We all know how much fun it is to play around with an algorithmic idea in Python. It's very satisfying to see the idea develop, doing what it's supposed to be doing and how simple and elegant the code finally looks like. Python being so feature complete with its standard library and the 3rd party universe of libraries and packages allows development to be very quick. And, we're all very grateful to be able to focus on the problem itself, not on the language specifics, to solve it.

But when we're arriving at the point where everything just works, there is this one last step that needs to be mastered: Get it into production to finally let it do what it was supposed to be doing and make life easier for all of us.

But at that stage there are those final hurdles, and they usually feel giant, that arise unpleasant questions. Will the algorithm really do what it was supposed to be doing under all circumstances? Will it be safe? What if it fails? Will it actually be fast enough for all the data it needs to process in production? Will it be capable of doing its job in the future, when the amount of work grows?

Whilst the first worries usually can be addressed well using established software engineering habits and patterns, the performance related issue is often seen as the killer on the way to production use, as Python is still considered to be slow just based on the fact that it is an interpreted language. Quite often code is rewritten after the prototyping phase in other languages considered to be fast, such as C++ for example, for this very reason.

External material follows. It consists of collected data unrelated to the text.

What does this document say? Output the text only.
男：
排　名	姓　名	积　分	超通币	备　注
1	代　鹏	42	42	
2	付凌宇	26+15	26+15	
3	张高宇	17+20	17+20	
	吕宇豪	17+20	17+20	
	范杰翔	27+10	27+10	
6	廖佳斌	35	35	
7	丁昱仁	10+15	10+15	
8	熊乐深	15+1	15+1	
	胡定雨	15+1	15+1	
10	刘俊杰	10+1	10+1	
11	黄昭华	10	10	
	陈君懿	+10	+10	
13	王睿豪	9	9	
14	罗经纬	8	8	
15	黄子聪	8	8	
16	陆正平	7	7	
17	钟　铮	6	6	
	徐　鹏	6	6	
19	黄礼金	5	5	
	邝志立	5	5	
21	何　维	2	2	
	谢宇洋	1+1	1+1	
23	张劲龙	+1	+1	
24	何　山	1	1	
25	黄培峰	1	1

We'll look at exactly this point and explore ways to accelerate Python code by simple modifications and using third party libraries to support us.

To do that we will look at some code to solve a simple numerical problem - calculating the Mandelbrot Set - as it is well suited for this and quite simple to follow. Yet it generates stunning and beautiful results entertaining us through the course of the presentation.

The strategies shown to accelerate the code, based on concepts taken from standard library, PyPy, numpy, numba and dask, however are transferable to other algorithmic problems as well.

We will analyse the advantages as well as the drawbacks for each concept to see the overall effect and where else the solution might apply.